Sagir Musa, an army spokesman, confirmed that soldiers were killed but said he did not know the exact number.
He said: "About 17 militants attacked our soldiers. The militants came in several boats. They succeeded in sinking two of our boats with soldiers inside."
Musa said that several injured soldiers had been taken to Port Harcourt, the state capital.
The convoy was supplying oilfields operated by Royal Dutch Shell. A Shell source said that it was unlikely the attack would have any impact on oil output because it occurred in a river far from any facilities.
A self-styled Joint Revolutionary Council, which says it represents three armed groups, claimed responsibility for the attack and demanded the release of Mujahid Dokubo-Asari, a jailed leader of the group.

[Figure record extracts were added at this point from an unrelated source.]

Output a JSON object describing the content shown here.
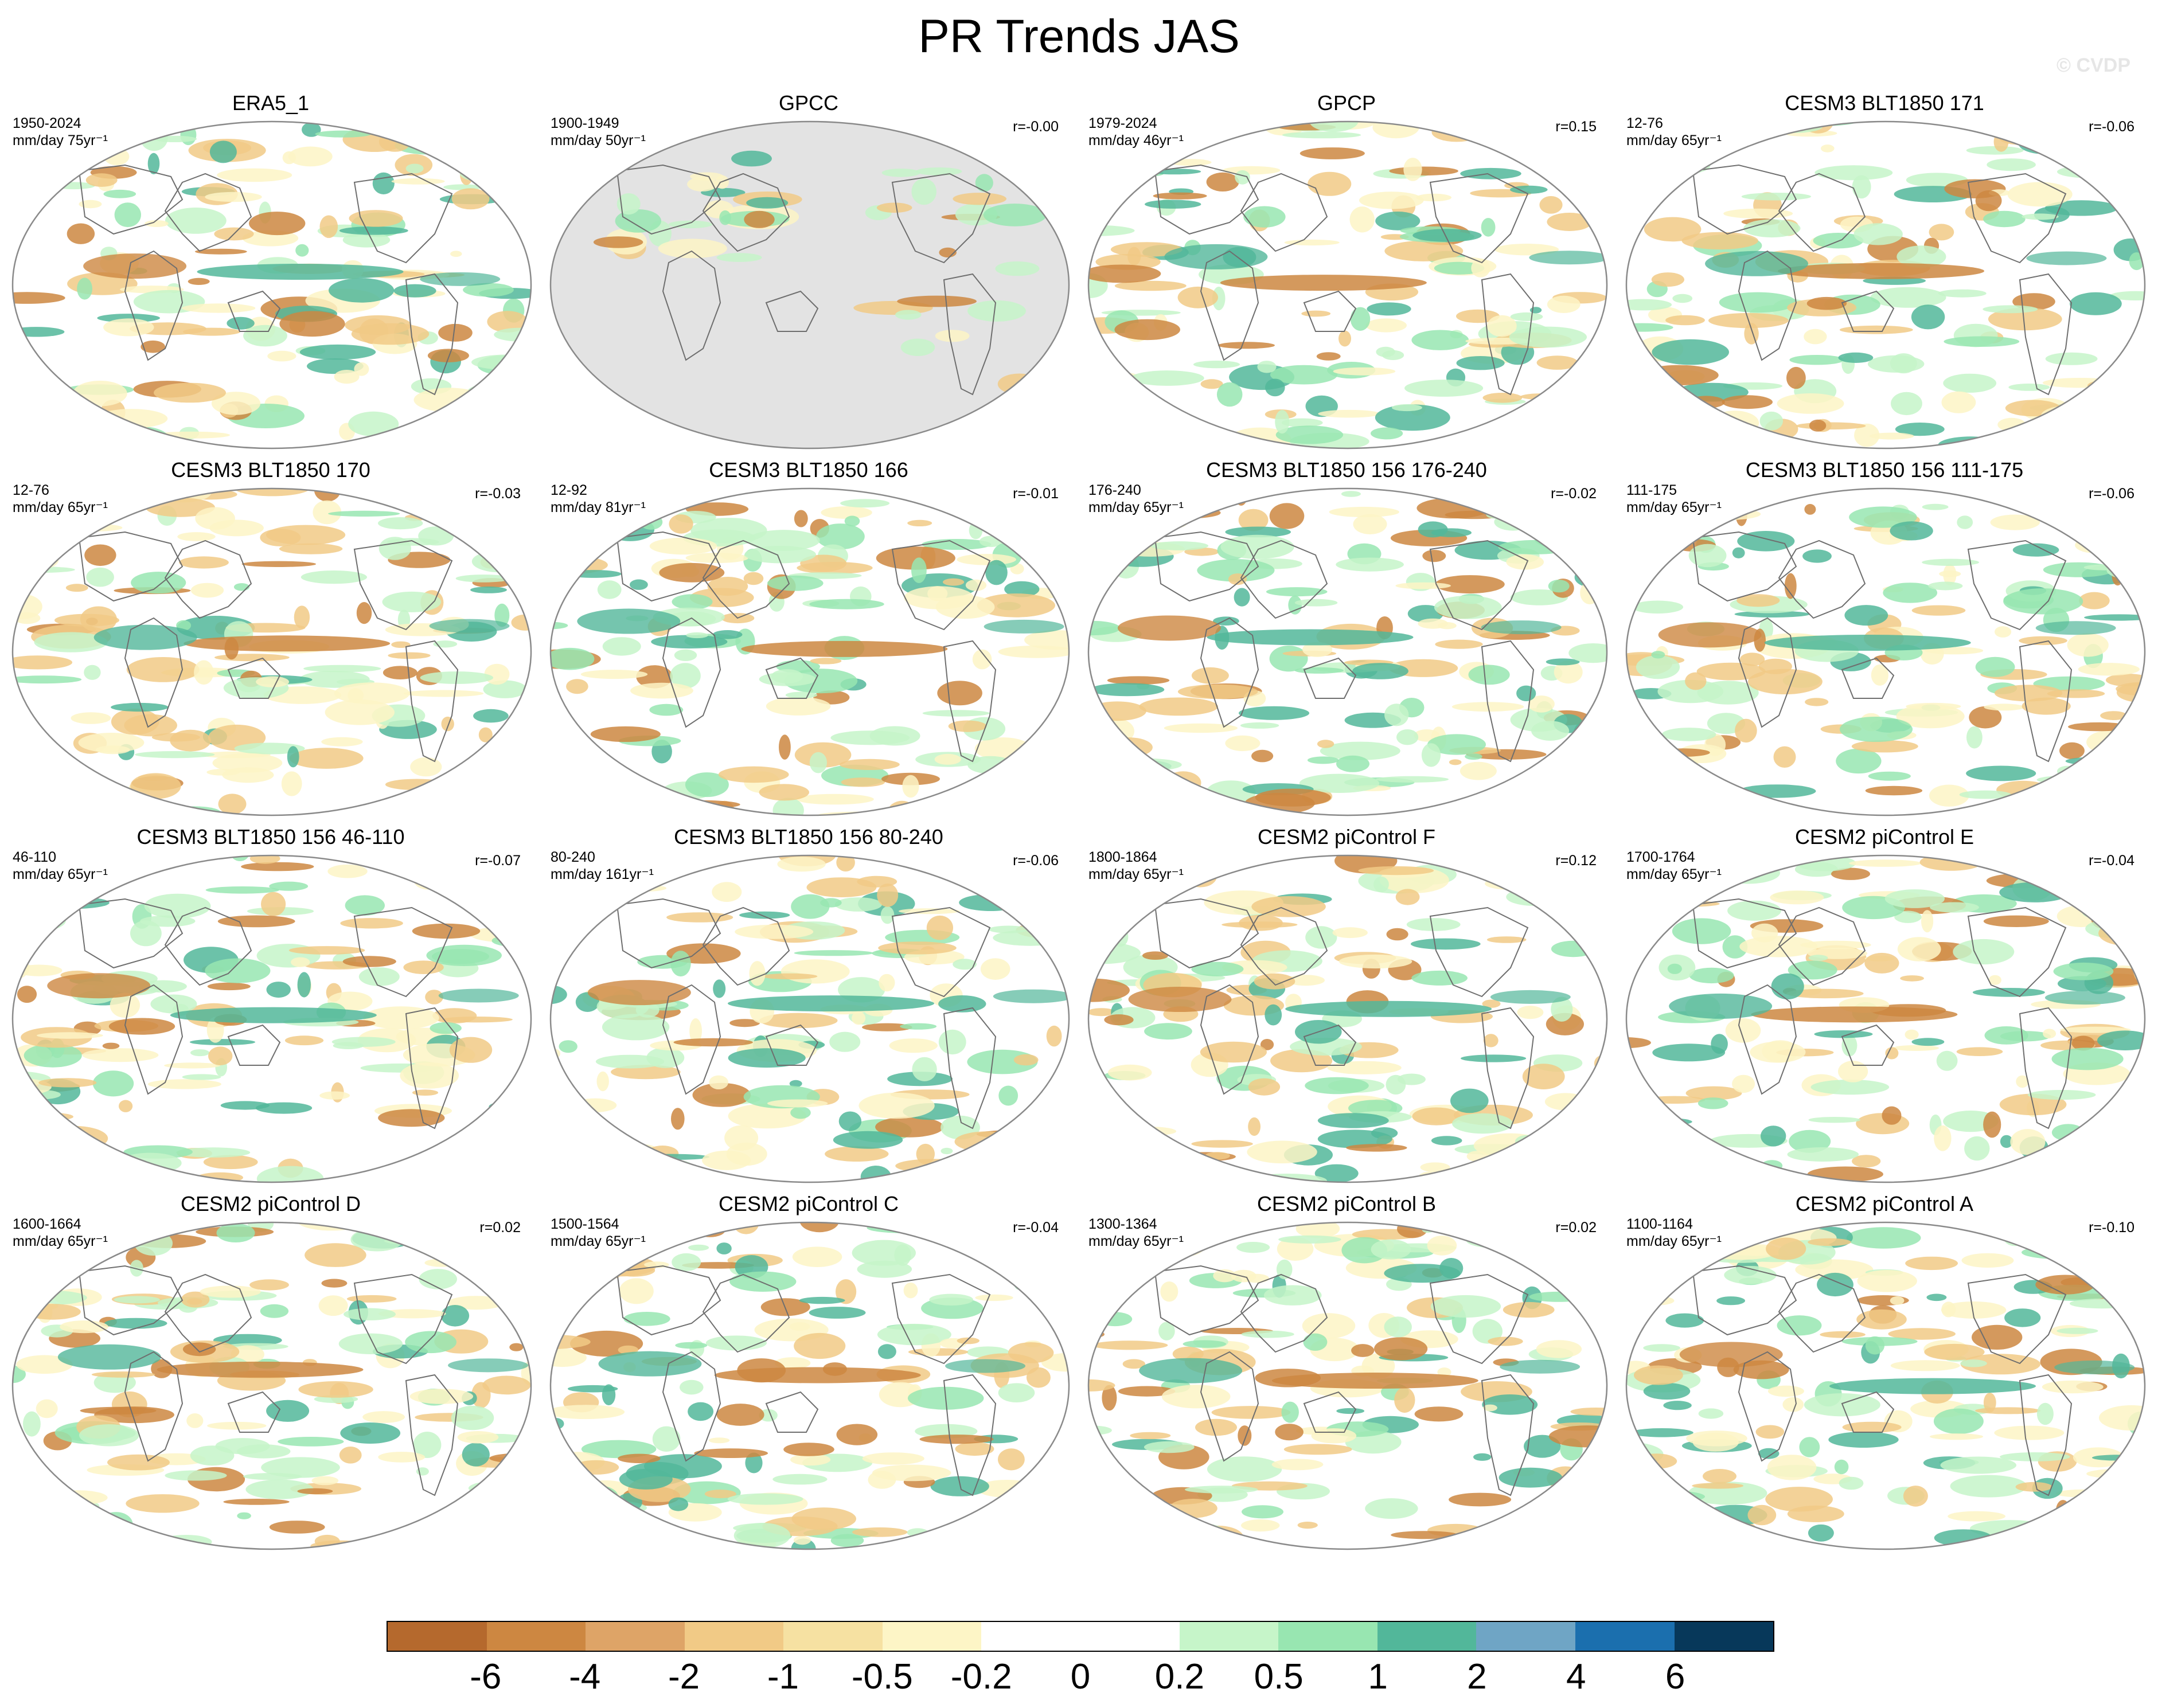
{
  "title": "PR Trends JAS",
  "watermark": "© CVDP",
  "panels": [
    {
      "title": "ERA5_1",
      "years": "1950-2024",
      "units": "mm/day 75yr⁻¹",
      "r": "",
      "grey": false
    },
    {
      "title": "GPCC",
      "years": "1900-1949",
      "units": "mm/day 50yr⁻¹",
      "r": "r=-0.00",
      "grey": true
    },
    {
      "title": "GPCP",
      "years": "1979-2024",
      "units": "mm/day 46yr⁻¹",
      "r": "r=0.15",
      "grey": false
    },
    {
      "title": "CESM3 BLT1850 171",
      "years": "12-76",
      "units": "mm/day 65yr⁻¹",
      "r": "r=-0.06",
      "grey": false
    },
    {
      "title": "CESM3 BLT1850 170",
      "years": "12-76",
      "units": "mm/day 65yr⁻¹",
      "r": "r=-0.03",
      "grey": false
    },
    {
      "title": "CESM3 BLT1850 166",
      "years": "12-92",
      "units": "mm/day 81yr⁻¹",
      "r": "r=-0.01",
      "grey": false
    },
    {
      "title": "CESM3 BLT1850 156 176-240",
      "years": "176-240",
      "units": "mm/day 65yr⁻¹",
      "r": "r=-0.02",
      "grey": false
    },
    {
      "title": "CESM3 BLT1850 156 111-175",
      "years": "111-175",
      "units": "mm/day 65yr⁻¹",
      "r": "r=-0.06",
      "grey": false
    },
    {
      "title": "CESM3 BLT1850 156 46-110",
      "years": "46-110",
      "units": "mm/day 65yr⁻¹",
      "r": "r=-0.07",
      "grey": false
    },
    {
      "title": "CESM3 BLT1850 156 80-240",
      "years": "80-240",
      "units": "mm/day 161yr⁻¹",
      "r": "r=-0.06",
      "grey": false
    },
    {
      "title": "CESM2 piControl F",
      "years": "1800-1864",
      "units": "mm/day 65yr⁻¹",
      "r": "r=0.12",
      "grey": false
    },
    {
      "title": "CESM2 piControl E",
      "years": "1700-1764",
      "units": "mm/day 65yr⁻¹",
      "r": "r=-0.04",
      "grey": false
    },
    {
      "title": "CESM2 piControl D",
      "years": "1600-1664",
      "units": "mm/day 65yr⁻¹",
      "r": "r=0.02",
      "grey": false
    },
    {
      "title": "CESM2 piControl C",
      "years": "1500-1564",
      "units": "mm/day 65yr⁻¹",
      "r": "r=-0.04",
      "grey": false
    },
    {
      "title": "CESM2 piControl B",
      "years": "1300-1364",
      "units": "mm/day 65yr⁻¹",
      "r": "r=0.02",
      "grey": false
    },
    {
      "title": "CESM2 piControl A",
      "years": "1100-1164",
      "units": "mm/day 65yr⁻¹",
      "r": "r=-0.10",
      "grey": false
    }
  ],
  "colorbar": {
    "colors": [
      "#b5692d",
      "#cd8741",
      "#dea467",
      "#f1ca86",
      "#f6e1a2",
      "#fdf5c6",
      "#ffffff",
      "#ffffff",
      "#c6f5c9",
      "#98e6b1",
      "#52b79a",
      "#6fa5c5",
      "#1b6fae",
      "#07385a"
    ],
    "labels": [
      "-6",
      "-4",
      "-2",
      "-1",
      "-0.5",
      "-0.2",
      "0",
      "0.2",
      "0.5",
      "1",
      "2",
      "4",
      "6"
    ]
  },
  "palette": {
    "brown": "#cd8741",
    "tan": "#f1ca86",
    "cream": "#fdf5c6",
    "lightgreen": "#c6f5c9",
    "green": "#98e6b1",
    "teal": "#52b79a",
    "blue": "#6fa5c5",
    "darkblue": "#1b6fae",
    "land_grey": "#e3e3e3"
  }
}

The council said in an email to journalists: "The purpose of this celebration of ability and capability was to prove to the armed forces of the Nigerian state that we can take them on anywhere, anytime and anyhow."
However, a spokesman for the Movement for the Emancipation of the Niger Delta (MEND), one of the three groups the council said it represented, told Reuters that it had nothing to do with the attack.
A sixth of Nigeria's oil production capacity has been shut down since February following a wave of attacks by MEND.
The situation in the world's eighth biggest exporter of crude has contributed to several spikes in world oil prices.
The Niger Delta was relatively quiet in September after a spate of kidnappings in August. A total of 18 oil workers were abducted that month in eight separate incidents. One of the hostages was shot dead by troops in a botched attempt to release him, while all the others have been freed.
Most inhabitants of the Niger Delta, which is almost the size of England, have seen few benefits from five decades of oil extraction that has damaged their environment.